Ich beschäftige mich seit vielen Jahren mit Zukunftsfragen, mit Innovationen und mit dem Thema Transformation. Ich habe im Silicon Valley mit Pionieren der digitalen Ära bereits in einer Zeit gesprochen, als viele noch glaubten, Apple wäre eine Nischenfirma. Ich habe viele Veränderungsprozesse von Unternehmen begleitet und zahlreiche Innovationsworkshops, Zukunftswerkstätten und Leadership-Programme durchgeführt.

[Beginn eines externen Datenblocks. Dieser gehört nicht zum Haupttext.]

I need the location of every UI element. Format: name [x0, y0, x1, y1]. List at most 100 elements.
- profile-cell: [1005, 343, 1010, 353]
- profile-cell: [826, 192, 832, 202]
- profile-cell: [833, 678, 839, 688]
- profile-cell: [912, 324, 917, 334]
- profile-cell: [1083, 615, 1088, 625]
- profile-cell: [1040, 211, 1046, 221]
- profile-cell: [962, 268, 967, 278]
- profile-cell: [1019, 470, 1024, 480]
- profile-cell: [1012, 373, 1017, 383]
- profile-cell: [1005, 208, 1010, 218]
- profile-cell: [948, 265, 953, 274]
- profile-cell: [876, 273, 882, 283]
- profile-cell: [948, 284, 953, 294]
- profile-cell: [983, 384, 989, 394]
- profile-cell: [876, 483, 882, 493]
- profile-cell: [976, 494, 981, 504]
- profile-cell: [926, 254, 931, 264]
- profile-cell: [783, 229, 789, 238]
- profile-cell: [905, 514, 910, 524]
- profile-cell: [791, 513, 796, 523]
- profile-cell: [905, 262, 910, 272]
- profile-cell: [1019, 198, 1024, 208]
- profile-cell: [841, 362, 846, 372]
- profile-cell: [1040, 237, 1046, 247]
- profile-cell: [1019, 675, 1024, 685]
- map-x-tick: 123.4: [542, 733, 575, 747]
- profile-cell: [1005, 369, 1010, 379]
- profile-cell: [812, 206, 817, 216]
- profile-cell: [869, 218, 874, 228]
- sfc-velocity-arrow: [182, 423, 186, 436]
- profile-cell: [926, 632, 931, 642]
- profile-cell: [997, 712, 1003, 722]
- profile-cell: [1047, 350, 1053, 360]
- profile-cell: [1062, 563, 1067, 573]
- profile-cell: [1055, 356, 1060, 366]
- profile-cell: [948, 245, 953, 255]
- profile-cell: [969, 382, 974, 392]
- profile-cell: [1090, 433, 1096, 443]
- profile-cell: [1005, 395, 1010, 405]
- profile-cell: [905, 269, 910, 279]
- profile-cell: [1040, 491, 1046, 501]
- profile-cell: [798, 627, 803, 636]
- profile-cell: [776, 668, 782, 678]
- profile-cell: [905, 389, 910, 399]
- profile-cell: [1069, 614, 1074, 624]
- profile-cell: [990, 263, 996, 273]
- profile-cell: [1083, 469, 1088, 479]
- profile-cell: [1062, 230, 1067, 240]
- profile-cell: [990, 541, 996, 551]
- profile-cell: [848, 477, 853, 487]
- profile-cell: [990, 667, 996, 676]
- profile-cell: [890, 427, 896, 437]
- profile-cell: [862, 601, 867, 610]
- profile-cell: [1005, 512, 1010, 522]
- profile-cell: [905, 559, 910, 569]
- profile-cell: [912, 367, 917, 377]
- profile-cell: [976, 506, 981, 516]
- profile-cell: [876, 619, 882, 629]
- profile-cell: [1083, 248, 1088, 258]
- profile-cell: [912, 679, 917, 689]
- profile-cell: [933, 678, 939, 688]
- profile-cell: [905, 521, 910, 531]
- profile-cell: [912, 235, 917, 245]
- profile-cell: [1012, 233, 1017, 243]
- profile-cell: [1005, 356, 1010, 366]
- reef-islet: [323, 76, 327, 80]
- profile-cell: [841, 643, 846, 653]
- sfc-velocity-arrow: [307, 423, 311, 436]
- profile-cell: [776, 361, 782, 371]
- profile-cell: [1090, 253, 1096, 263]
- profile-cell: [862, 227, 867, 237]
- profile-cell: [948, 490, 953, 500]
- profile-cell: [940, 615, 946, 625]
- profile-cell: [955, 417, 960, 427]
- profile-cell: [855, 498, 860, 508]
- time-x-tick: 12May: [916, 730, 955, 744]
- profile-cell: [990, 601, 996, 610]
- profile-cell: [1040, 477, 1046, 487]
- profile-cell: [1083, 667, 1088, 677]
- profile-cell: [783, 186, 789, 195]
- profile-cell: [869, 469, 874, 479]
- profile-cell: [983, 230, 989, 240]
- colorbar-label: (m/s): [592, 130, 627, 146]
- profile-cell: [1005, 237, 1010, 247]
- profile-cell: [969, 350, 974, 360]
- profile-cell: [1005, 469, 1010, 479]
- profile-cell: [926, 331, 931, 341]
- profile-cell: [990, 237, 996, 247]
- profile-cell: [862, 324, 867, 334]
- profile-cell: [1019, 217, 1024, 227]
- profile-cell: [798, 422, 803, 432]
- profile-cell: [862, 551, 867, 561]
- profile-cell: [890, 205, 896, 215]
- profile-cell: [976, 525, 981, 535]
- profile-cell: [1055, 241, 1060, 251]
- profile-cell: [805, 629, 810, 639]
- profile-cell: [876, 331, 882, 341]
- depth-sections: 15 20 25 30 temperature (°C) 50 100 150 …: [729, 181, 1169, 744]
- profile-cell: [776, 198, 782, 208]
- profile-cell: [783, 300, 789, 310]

Manchmal, ich gestehe es, habe ich gedacht, mich könnte nichts mehr überraschen. Doch in den letzten Jahren ertappe ich mich oft bei der Wahrnehmung: Das Tempo der Veränderungen nimmt in unheimlicher Weise zu. Die Verdrängung von Altem durch Neues passiert in immer kürzeren Abständen. Täglich. Stündlich. Minütlich. Viele Leser werden das Gefühl kennen. Und das hat mit unserem Thema zu tun. Disruptionen, Brüche und Umbrüche, wohin wir schauen. Nicht nur in der Technik. Nicht nur auf dem Gebiet der Wirtschaft. Und immer häufiger müssen wir zugeben: Das wissen wir nicht. Oder wussten es bis gestern nicht.
Das heißt auch: Manches Faktum, das ich auf den folgenden Seiten schildere, kann überholt sein, wenn Sie als Leserin oder Leser dieses Buch in den Händen halten. Die Veränderungsgeschwindigkeit ist so hoch, dass bereits morgen ein neues Geschäftsmodell oder ein neues Unternehmen das Neue von heute alt aussehen lassen kann. Das ist ein Wesenszug dieser disruptiven Zeit. Bisweilen scheinen sich die Ereignisse zu überschlagen. Wir kommen kaum noch nach. Auch deshalb ist das Anerkennen des Nichtwissens im Wissen so wichtig für disruptives Denken. Es ist eine Voraussetzung zur Meisterung dieser kreativen Revolution.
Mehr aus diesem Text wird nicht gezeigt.